A transcript segment in the provided material compared the World Bank’s FY27 forecast with other institutions’ estimates. It said the FY27 projection compares with 6.9% by the RBI, 6.1% by the OECD, and 6.0% by Moody’s Ratings. These comparisons place the World Bank’s 6.6% view in the middle of the cited range. For markets, such clustering can help frame expectations around policy continuity, demand resilience, and the sensitivity of growth to energy prices.

Key numbers at a glance

ItemPeriodFigureNotes (as stated in provided text)
India GDP growth (World Bank)FY267.7%Forecasts published in Global Economic Prospects
India GDP growth (World Bank)FY276.6%Moderation linked to higher energy prices and input costs
India GDP growth (World Bank)FY287.2%Supported by stronger domestic demand and improved exports
Global growth (World Bank)2026 outlook (report context)2.5%Cut due to West Asia crisis
South Asia growth (World Bank)20266.3%India expected to anchor regional growth

Market impact: what investors and businesses can take from it

The FY27 moderation signal can influence expectations around sectors sensitive to energy and input costs, such as transport-linked industries and cost-heavy manufacturing. A softer private demand growth outlook may also shape near-term revenue assumptions for consumer-facing businesses, even if the World Bank expects a rebound later. For investors, the FY28 recovery call adds a second step to the narrative: near-term cooling followed by a return to higher growth if domestic demand strengthens and exports improve. At the macro level, the combination of India’s outperformance and a weaker global growth estimate reinforces the idea that global shocks may still shape the path through energy prices and trade conditions.

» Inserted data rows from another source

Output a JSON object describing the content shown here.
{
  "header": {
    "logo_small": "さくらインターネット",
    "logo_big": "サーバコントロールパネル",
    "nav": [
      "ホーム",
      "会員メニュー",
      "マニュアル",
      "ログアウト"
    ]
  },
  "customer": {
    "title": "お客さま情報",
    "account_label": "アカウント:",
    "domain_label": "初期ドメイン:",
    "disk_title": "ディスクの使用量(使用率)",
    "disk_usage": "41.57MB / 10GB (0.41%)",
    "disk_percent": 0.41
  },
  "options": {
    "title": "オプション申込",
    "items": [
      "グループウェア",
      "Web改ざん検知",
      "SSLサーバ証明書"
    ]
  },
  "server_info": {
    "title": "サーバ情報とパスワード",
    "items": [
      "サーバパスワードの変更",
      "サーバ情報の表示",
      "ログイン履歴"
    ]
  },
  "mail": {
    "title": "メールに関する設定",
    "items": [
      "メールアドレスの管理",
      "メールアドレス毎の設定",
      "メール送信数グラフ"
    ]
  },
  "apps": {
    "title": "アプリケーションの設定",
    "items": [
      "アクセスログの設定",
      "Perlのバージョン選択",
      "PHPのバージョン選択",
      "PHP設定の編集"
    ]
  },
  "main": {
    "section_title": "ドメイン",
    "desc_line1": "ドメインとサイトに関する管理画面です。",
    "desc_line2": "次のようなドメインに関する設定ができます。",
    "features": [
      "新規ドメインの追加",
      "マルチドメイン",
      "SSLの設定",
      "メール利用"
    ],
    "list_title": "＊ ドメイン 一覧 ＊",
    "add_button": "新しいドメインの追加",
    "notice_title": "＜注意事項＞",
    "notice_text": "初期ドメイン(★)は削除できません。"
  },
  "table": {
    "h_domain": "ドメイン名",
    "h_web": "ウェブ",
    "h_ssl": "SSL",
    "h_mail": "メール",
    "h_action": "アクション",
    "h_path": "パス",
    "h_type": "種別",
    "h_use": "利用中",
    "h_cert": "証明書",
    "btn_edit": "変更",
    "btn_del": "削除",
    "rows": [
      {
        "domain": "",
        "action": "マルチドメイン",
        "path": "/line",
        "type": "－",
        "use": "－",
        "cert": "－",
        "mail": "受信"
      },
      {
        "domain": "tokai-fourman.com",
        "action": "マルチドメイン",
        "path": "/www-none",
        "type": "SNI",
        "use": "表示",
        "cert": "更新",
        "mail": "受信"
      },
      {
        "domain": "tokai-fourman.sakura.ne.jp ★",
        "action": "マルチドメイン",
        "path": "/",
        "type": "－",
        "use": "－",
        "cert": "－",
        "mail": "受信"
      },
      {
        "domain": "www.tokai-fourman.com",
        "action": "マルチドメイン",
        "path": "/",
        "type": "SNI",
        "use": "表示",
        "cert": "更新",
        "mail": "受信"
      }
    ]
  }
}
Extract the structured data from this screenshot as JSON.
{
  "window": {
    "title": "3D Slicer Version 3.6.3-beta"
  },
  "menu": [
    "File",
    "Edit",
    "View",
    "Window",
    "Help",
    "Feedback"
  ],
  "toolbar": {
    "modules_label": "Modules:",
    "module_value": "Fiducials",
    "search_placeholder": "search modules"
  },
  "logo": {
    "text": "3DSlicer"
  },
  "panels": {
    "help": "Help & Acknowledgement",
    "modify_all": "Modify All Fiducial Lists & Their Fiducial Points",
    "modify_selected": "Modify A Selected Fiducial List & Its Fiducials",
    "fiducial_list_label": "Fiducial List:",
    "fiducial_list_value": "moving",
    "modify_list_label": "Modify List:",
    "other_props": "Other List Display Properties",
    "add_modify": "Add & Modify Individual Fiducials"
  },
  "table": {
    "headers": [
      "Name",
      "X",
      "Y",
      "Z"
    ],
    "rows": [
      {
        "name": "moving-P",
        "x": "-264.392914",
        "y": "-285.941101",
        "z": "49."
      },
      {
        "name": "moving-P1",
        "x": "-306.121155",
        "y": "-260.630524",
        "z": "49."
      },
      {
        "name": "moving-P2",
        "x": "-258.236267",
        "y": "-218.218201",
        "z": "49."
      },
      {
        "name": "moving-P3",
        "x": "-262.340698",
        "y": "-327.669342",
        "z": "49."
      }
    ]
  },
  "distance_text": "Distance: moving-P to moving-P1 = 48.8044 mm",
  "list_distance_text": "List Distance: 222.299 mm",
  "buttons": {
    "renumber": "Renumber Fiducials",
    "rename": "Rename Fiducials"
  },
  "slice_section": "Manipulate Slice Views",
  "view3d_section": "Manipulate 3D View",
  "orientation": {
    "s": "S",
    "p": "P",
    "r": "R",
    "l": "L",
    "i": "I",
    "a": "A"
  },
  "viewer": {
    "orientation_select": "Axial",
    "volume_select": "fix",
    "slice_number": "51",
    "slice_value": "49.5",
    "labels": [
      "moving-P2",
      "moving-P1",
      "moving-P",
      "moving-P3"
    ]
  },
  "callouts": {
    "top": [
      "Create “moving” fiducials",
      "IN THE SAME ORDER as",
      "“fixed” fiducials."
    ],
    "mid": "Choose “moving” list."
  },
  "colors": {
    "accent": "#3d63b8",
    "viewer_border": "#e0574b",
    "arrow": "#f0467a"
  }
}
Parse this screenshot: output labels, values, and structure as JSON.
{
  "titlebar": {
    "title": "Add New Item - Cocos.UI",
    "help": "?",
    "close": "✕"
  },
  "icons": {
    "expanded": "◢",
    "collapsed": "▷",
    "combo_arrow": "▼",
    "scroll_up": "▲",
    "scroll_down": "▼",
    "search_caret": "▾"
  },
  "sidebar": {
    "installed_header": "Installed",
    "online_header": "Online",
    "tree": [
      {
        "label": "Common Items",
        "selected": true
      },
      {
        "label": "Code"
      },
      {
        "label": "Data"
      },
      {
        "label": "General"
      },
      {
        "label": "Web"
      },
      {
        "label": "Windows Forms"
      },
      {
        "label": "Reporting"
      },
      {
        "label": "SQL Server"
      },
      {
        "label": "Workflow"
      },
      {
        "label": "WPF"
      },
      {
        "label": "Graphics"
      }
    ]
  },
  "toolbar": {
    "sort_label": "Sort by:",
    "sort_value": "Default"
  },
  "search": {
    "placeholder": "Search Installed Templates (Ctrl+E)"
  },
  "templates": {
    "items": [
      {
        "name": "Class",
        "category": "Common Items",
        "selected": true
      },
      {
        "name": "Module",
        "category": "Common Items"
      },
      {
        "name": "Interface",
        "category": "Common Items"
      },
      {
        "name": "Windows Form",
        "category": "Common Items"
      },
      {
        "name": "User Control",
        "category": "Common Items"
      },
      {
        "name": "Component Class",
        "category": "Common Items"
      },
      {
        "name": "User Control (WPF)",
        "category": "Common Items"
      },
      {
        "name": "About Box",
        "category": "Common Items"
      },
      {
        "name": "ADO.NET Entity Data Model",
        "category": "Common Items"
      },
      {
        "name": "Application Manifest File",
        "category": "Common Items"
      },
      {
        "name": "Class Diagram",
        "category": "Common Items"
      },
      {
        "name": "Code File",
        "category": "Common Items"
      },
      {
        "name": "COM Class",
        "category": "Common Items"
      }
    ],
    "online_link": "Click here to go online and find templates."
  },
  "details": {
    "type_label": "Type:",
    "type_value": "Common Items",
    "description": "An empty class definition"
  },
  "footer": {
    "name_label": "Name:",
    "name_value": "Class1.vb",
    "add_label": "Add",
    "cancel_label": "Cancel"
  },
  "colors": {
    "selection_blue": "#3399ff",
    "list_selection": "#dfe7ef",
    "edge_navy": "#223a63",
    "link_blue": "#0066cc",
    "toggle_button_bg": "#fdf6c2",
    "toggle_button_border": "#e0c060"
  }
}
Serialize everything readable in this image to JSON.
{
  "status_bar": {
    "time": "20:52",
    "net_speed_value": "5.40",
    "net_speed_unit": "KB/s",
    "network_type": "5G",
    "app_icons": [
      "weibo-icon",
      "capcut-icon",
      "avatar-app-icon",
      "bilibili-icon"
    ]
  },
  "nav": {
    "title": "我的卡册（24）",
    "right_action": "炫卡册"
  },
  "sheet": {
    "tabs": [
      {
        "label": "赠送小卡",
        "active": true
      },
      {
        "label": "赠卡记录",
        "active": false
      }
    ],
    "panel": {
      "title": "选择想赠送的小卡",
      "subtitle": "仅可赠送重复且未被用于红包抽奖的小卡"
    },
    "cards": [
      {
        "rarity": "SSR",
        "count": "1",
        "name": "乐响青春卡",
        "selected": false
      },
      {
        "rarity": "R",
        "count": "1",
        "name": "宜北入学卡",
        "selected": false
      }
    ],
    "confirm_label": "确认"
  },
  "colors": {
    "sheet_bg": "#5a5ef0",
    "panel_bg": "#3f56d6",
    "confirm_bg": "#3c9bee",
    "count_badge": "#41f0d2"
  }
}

Analysis: why 6.6% still keeps India in the lead

Even after moderation, a 6.6% growth projection keeps India among the fastest-growing major economies in the World Bank’s framing. The report’s reasoning also suggests the key risk channel is cost-driven pressure on demand, not a breakdown in underlying capacity. The FY28 forecast of 7.2% indicates the World Bank expects growth to re-accelerate if domestic demand firms up and exports improve. The global backdrop remains the key swing factor in the text, particularly through West Asia-related uncertainty and energy prices.

Conclusion: what to watch next

The World Bank’s latest outlook pegs India’s FY27 growth at 6.6%, down from FY26 levels, with a recovery to 7.2% in FY28. The report links the FY27 slowdown to higher energy prices and other input costs, while cutting the global growth outlook to 2.5% amid the West Asia crisis. Investors will track how energy prices, input costs, and export conditions evolve against this baseline, and whether subsequent World Bank updates sustain the projected FY28 improvement.

Frequently Asked Questions

The World Bank projects India’s GDP growth at 6.6% in FY27 (April 2026 to March 2027).
It cited a slowdown in private demand growth due to higher energy prices and other input costs.
The World Bank expects growth to recover to 7.2% in FY28, supported by stronger domestic demand and improved exports.
The World Bank cut its global growth estimate to 2.5%, attributing the downgrade to the West Asia crisis.
The provided text cites FY27 estimates of 6.9% (RBI), 6.1% (OECD), and 6.0% (Moody’s), compared with the World Bank’s 6.6%.